How often do you think about the process that you use to get things done? I think about process all the time: when I write, how I draw, whether it’s better to make certain tweaks to a comic by hand or digitally. When I was teaching composition, one of my favorite exercises to give to my students was to write about a very straightforward process—making a sandwich, tying your shoe; something that’s mostly muscle memory, that you could practically do in your sleep—with the expectation that their readers wouldn’t know anything about it, so they had to be hyper alert to every step along the way. Find a loaf of bread. Open the bag. Get out two slices. Open the toaster oven.
Doing this helped my students realize that their muscle memory wasn’t everyone’s muscle memory. And it also helped them be aware of everyday moments that they could disrupt, space they could take for themselves to make new decisions and exercise change.

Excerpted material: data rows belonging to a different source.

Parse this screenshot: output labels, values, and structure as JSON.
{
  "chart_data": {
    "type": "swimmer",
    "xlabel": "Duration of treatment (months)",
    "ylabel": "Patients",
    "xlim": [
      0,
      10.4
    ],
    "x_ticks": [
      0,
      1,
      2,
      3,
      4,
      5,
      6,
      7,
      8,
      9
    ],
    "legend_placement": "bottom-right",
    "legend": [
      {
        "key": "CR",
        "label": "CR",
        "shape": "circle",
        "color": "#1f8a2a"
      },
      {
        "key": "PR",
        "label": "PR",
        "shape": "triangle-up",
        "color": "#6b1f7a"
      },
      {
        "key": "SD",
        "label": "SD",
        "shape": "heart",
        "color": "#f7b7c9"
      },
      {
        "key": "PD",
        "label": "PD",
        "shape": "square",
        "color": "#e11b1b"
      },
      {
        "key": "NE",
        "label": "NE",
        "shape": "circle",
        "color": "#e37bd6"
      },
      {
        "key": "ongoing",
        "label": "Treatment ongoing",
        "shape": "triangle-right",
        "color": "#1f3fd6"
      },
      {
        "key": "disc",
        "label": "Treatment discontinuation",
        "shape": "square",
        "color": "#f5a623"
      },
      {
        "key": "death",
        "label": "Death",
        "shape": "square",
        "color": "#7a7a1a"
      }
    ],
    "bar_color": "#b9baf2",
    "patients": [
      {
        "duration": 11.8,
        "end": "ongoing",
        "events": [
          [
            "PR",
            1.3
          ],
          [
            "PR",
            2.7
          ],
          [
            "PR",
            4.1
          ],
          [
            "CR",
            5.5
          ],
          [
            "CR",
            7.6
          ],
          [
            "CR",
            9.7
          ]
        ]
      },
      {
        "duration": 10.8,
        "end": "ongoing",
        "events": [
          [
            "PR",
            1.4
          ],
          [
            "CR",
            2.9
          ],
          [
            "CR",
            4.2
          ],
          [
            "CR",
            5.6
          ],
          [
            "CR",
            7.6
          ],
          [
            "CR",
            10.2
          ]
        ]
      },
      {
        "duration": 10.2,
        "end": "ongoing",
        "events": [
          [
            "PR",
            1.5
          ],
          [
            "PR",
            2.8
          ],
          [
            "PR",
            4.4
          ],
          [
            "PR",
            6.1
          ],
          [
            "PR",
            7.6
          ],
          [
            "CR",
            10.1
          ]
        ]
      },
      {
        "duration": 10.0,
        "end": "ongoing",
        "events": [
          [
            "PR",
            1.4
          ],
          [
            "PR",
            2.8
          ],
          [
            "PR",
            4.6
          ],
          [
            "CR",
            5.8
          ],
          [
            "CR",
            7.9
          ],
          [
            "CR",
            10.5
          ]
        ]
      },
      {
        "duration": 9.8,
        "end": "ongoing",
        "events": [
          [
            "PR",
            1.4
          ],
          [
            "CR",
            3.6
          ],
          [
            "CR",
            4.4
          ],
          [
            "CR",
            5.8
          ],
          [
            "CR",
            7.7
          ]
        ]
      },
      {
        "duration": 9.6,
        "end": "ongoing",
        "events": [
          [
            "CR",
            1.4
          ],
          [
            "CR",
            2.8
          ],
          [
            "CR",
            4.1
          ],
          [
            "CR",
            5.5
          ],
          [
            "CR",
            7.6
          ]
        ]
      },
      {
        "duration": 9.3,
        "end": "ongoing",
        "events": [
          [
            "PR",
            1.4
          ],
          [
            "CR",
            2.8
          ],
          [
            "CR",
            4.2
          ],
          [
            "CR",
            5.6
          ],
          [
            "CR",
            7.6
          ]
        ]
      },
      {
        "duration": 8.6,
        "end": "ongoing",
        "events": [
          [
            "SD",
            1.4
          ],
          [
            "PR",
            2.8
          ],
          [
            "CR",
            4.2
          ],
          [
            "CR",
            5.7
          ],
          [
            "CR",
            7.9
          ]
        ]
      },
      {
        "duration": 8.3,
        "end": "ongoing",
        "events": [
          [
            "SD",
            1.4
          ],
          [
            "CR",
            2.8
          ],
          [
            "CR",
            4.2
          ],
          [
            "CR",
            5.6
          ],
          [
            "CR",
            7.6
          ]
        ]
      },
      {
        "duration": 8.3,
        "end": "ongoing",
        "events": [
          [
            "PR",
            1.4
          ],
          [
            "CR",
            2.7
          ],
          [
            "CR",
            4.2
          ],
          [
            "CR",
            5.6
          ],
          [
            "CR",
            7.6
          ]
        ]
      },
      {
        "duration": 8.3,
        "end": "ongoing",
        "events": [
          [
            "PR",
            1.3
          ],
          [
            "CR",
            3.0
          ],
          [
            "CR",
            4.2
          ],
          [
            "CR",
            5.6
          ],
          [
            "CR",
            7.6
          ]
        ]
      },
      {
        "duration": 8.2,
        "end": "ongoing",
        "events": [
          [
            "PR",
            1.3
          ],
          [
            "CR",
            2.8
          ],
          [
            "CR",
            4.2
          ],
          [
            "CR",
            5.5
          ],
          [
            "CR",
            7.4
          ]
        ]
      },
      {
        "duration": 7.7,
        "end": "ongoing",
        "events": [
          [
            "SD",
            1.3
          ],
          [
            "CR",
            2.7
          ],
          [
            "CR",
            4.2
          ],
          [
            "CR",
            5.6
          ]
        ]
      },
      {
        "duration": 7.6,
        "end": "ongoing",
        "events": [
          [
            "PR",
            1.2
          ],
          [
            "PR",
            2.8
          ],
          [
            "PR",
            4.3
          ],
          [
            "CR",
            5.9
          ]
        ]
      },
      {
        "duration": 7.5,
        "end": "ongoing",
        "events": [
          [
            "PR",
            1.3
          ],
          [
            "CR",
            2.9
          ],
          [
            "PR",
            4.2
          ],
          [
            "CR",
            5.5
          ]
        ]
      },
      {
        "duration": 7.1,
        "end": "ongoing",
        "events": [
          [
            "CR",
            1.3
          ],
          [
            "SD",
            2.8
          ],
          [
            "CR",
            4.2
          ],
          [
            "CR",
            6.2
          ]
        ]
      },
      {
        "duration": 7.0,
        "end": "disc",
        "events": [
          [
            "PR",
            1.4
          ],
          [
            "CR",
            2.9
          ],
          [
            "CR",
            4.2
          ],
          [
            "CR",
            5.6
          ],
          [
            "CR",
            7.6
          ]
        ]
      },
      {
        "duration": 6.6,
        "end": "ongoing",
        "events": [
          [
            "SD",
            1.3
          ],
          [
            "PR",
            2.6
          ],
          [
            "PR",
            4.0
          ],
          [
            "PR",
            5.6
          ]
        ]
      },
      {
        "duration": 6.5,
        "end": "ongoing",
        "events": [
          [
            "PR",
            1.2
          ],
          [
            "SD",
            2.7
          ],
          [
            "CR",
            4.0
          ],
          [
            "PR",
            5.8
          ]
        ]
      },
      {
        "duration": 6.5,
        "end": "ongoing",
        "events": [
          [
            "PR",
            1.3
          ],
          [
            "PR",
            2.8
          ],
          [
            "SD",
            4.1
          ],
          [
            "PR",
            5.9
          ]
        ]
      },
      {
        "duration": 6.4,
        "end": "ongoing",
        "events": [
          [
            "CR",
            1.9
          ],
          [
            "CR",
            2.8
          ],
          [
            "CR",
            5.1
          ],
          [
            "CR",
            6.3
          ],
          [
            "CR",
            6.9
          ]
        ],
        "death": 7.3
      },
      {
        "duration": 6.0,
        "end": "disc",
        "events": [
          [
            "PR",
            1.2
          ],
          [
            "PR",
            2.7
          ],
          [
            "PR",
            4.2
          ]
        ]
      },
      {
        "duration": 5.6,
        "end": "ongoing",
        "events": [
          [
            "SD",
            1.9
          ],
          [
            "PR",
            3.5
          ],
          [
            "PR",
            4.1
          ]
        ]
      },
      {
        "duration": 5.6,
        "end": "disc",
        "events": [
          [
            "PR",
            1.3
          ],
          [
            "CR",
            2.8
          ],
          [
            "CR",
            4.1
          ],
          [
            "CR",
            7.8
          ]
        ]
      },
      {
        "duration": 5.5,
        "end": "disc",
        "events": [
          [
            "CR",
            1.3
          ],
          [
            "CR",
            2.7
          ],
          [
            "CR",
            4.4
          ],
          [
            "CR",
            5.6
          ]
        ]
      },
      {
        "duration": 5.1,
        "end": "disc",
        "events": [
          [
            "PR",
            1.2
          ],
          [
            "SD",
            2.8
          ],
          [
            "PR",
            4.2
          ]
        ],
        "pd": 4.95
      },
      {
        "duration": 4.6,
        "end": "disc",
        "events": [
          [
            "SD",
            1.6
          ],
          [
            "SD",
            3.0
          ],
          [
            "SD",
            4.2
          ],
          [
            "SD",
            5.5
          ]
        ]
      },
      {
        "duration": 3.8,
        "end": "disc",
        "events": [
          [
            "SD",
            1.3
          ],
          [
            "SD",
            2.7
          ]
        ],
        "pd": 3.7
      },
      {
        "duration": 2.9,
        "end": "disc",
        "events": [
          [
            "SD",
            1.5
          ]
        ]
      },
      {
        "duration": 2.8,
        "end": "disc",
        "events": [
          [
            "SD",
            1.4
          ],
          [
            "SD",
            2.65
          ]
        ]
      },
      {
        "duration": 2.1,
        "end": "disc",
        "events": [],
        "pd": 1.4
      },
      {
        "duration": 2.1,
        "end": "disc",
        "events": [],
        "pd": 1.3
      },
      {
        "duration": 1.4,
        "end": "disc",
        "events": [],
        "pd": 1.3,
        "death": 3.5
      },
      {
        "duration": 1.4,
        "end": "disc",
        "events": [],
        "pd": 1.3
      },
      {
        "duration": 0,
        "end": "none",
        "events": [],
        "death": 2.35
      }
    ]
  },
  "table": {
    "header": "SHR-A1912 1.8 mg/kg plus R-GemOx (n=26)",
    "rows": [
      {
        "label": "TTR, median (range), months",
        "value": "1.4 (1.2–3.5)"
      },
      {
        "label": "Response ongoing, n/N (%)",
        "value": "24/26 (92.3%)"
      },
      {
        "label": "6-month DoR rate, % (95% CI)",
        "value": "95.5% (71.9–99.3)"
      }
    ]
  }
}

At least, that was the idea: how far they carried these insights, I cannot know.
(The other idea was that their major papers wouldn’t include dizzying logical leaps, which was…let’s say medium successful.)
So I love thinking about process. It helps me feel at home in the world to know how a book’s published, how a car is washed, where my taxes go. It gives me a foothold in an uncertain world to understand the steps to both failure and success (even when some of those steps involve luck).
But one irony of my life is that thinking about process all the time doesn’t necessarily mean using the best one. For example, I save all my blog posts, like this one, in a single document that I created in 2011 for the very first post I wrote to accompany a comic. Every time I open that document, I’m aware of how insane that choice is; right now the doc is 274 pages long, single spaced. I have to scroll all the way to the bottom of a text ocean to add anything new, and if the document failed, I’d lose all my backups.
I think about this, and I do nothing.
But here’s the thing. It’s gotten to the point where I try so hard to control certain areas of my life that just letting go in other, lower-impact decisions is incredibly restful to me. It’s nice to mute people on social media who only say things that make you feel bad. It’s nice to keep a simple, idiotic system in place because it means you don’t have to learn a new one.
I don’t know your muscle memory; I don’t know your choices. But it’s hot outside, and the rains keep not coming, and I think it’s a good time for us all to give a little slack in the areas of our lives that could technically be improved, but in practice do not have to be.
So: consider this your permission. To know the process, and to let the process go.